Figure 7. Simultaneous recordings of APs and intracellular Ca²⁺ transients.

APs and Ca_i transients were mapped simultaneously from Langendorff perfused hearts that were stained with both PGH I and Rhod-2 by focusing images of the heart on 2 16×16 elements photodiode arrays (Choi et al., 2002; Choi & Salama, 2000).

A: Simultaneous AP and Ca_i recordings from a guinea pig heart. The superposition of APs and Ca_i transients recorded from 2 diodes, one on the ‘voltage’ array the other diode from the ‘calcium’ array where both diodes are aligned to view the same 0.9 × 0.9 mm² region of epicardium.

B: Simultaneous AP and Ca_i recordings from a rabbit heart

APs and Ca_i transients as in (A), except that the recordings were made from a pre-pubertal female rabbit heart at slow (a) and fast (b) sweep speed. The addition of E4031 (0.5 μM), a known blocker of I_Kr (the fast component of the delayed rectifying K⁺ current) caused a marked prolongation of the AP duration which was readily measured with PGH I (traces c). Longer excitation wavelength (690 instead of 540 nm) caused the inversion of ΔF and an inverted AP (c).

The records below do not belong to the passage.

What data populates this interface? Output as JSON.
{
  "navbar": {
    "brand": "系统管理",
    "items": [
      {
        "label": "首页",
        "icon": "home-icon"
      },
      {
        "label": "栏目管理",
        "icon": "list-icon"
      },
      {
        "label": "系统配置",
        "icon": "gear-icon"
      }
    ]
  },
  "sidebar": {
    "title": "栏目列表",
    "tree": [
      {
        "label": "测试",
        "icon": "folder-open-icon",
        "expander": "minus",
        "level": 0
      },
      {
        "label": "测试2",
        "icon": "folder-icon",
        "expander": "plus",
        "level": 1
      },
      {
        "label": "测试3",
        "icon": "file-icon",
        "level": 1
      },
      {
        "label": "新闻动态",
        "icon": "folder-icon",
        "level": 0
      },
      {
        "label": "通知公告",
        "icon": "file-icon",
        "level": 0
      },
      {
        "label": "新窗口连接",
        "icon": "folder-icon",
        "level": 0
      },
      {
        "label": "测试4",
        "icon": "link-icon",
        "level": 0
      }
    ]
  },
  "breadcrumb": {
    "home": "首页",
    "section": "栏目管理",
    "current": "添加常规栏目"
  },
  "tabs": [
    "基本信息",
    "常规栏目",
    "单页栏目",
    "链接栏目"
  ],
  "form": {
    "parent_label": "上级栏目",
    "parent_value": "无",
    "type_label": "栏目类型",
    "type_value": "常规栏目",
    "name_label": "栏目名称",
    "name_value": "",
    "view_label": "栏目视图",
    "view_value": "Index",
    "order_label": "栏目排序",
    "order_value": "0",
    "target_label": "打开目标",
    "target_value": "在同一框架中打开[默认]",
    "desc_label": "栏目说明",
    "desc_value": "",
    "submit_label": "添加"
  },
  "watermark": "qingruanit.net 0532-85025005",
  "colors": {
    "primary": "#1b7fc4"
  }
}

C. Simultaneous AP and Ca_i recordings for an FVB mouse heart

Langendorff perfused mouse hearts were stained with a PGH I stock solution (2 mM in Tyrode’s solution at pH 6.0) and Rhod-2/AM. The superposition of AP and Ca_i traces from 2 diodes viewing the same region of myocardium (250 × 250 μm²) show that for mouse ventricular muscle the Ca_i transients are considerably longer than the AP.